僕はこうして新しい宝「アドベリー」と出合った。甘酸っぱく、芳醇な香りをもつアドベリーは、料理でも、デザートでも大活躍する。収穫期は6月から7月の頃。今ではすっかりアドベリーの爽やかな酸味と甘味が、夏の始まりを告げてくれる。

 

* * *

 

このプロジェクトを通じて僕が考えたこと。

それは、僕らが常日頃、当たり前のように使い、また口にしている全てのものは、一朝一夕で出来上がったものではないということだ。

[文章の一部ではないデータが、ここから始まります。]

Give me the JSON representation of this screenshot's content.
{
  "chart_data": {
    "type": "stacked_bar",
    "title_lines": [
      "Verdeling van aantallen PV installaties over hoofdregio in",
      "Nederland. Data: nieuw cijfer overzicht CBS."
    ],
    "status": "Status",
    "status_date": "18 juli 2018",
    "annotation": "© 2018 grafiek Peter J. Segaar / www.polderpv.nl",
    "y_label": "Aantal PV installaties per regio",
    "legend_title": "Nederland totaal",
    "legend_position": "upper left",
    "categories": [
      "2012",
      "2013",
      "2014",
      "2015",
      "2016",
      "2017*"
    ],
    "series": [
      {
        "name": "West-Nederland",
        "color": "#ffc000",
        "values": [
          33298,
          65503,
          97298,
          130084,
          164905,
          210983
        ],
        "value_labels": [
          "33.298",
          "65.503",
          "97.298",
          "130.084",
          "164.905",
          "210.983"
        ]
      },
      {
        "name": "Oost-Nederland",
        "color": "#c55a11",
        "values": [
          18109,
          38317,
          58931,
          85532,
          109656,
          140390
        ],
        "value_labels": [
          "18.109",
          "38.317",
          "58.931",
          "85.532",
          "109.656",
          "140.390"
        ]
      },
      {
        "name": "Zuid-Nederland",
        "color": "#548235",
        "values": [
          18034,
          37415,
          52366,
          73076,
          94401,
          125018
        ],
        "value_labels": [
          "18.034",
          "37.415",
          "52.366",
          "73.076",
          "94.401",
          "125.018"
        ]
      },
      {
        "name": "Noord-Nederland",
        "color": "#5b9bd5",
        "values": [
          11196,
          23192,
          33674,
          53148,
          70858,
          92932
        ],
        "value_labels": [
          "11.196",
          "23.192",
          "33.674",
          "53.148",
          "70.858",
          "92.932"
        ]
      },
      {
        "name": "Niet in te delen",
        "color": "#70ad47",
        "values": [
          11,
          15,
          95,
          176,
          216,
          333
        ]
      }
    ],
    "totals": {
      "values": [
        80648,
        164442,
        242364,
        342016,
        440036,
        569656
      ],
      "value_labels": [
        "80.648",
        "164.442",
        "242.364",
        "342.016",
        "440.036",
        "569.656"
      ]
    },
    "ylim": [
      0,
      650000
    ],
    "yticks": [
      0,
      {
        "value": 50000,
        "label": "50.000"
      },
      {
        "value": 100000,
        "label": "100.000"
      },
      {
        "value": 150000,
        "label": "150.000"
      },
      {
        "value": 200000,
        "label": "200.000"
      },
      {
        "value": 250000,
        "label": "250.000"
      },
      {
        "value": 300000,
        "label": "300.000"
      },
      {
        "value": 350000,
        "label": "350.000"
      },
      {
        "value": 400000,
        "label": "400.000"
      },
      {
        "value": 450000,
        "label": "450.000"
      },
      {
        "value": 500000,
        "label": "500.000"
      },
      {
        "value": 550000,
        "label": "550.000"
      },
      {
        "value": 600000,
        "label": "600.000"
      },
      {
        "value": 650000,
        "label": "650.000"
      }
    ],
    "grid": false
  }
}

あらゆるものは、関わる人々が、自然環境や社会的環境の中で、それぞれに奮闘して築き上げたものなのだ。時代の波に翻弄され、時代に応じて変容され、そして受け継がれつつ、守られてきたのだ。全てのものには、人々が生き抜く為の大切で尊い知恵と愛情が詰まっているはずだ。

 

僕は、先人たちに恥じぬように、あらゆることに感謝し、先人たちの恩恵に浴するだけではなく、精一杯に美味しい料理を作り、そして本当の意味で楽しい暮らしを営みたいと願っている。